The 19-year old medical student prevailed against 29 other contestants on Friday night and will now head to Moscow to represent Australia in the pageant final in November.
Dressed in a flowing cream and silver evening dress, Ms Wells expressed both surprise and joy at her win, saying she hoped to represent all Australian women in her role as Miss Universe ambassador.
“It’s surreal to go from being a young girl who was interested in science and maths at high school to winning this,” she said.
“I’m representative of 99.9 per cent of Australian women who are not perfect, who aren’t size zero, who were picked on at school.
“This morning my dad looked at the odds on Sportsbet and I was 55 to one, and I said, `don’t put money on me or you’ll jinx me’.”
The 30 contestants took to the stage for swimsuit and evening wear parades before a question-and-answer segment narrowed the pool to five finalists.
When it was her turn, Ms Wells was asked which disadvantaged communities she would like to help, were she to win the crown.
In answer, she drew on her experience as a volunteer to refugee and migrant students and her interest in working as a doctor in developing nations.
“Continuity is really important when it comes to volunteering and helping people,” she said.

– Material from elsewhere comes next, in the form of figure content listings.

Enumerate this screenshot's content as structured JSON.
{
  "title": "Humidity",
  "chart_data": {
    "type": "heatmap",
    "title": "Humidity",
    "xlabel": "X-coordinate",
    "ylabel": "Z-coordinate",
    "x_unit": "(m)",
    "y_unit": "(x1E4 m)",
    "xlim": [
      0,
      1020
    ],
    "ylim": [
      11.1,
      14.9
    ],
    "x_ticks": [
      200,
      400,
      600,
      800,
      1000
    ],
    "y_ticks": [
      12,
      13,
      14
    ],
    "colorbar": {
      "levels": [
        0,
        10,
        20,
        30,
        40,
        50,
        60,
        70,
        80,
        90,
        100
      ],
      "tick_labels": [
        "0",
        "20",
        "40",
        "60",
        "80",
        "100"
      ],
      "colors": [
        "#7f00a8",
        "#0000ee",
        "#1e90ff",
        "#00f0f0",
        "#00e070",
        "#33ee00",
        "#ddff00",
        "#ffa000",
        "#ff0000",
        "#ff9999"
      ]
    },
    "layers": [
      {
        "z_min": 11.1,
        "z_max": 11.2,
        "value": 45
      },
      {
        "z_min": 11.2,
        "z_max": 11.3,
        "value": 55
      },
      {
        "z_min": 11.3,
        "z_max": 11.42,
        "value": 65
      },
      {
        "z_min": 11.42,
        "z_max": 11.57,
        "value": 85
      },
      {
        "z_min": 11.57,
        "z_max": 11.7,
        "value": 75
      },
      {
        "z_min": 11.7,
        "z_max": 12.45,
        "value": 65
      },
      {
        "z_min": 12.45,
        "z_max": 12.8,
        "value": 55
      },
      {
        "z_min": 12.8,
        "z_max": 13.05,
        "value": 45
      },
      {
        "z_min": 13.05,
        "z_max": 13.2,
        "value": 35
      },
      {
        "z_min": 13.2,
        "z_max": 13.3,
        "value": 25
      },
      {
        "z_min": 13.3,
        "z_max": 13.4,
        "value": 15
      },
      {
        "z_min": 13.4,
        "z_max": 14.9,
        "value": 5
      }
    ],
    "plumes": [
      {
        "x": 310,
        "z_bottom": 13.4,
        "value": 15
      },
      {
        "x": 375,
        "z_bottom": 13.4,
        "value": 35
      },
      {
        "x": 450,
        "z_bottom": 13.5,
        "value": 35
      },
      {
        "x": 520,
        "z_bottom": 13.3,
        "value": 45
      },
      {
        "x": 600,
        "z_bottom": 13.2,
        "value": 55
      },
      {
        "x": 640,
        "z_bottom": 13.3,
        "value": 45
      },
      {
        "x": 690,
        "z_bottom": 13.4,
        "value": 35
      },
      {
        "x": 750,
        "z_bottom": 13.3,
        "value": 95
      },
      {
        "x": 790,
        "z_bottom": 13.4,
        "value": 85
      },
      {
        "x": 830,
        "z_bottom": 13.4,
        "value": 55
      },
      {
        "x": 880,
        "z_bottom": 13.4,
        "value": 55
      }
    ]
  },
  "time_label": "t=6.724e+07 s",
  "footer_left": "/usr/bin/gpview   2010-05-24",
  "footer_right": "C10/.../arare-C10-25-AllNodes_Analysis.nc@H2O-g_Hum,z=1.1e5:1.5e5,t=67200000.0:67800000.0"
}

“I think it’s important to realise that there are people in our backyard who need our help.”
This year’s five finalists included strong contingents from Victoria and New South Wales, also including Marsi Fernandez, Tegan Martin, Kristy Coulcher and Mary Vitinaros.
Ms Wells – who is studying for a bachelor of medicine and science – said she didn’t think her goal of becoming a surgeon was incompatible with winning the crown.
“I might cop flack for the rest of my life for being the surgeon who was a pageant queen but you know what, why are they mutually exclusive,” she said.
“My passion is working overseas in underdeveloped nations and I don’t think that in those countries people are going to care that I was a pageant queen, they’re going to care that they’re getting basic medical attention.”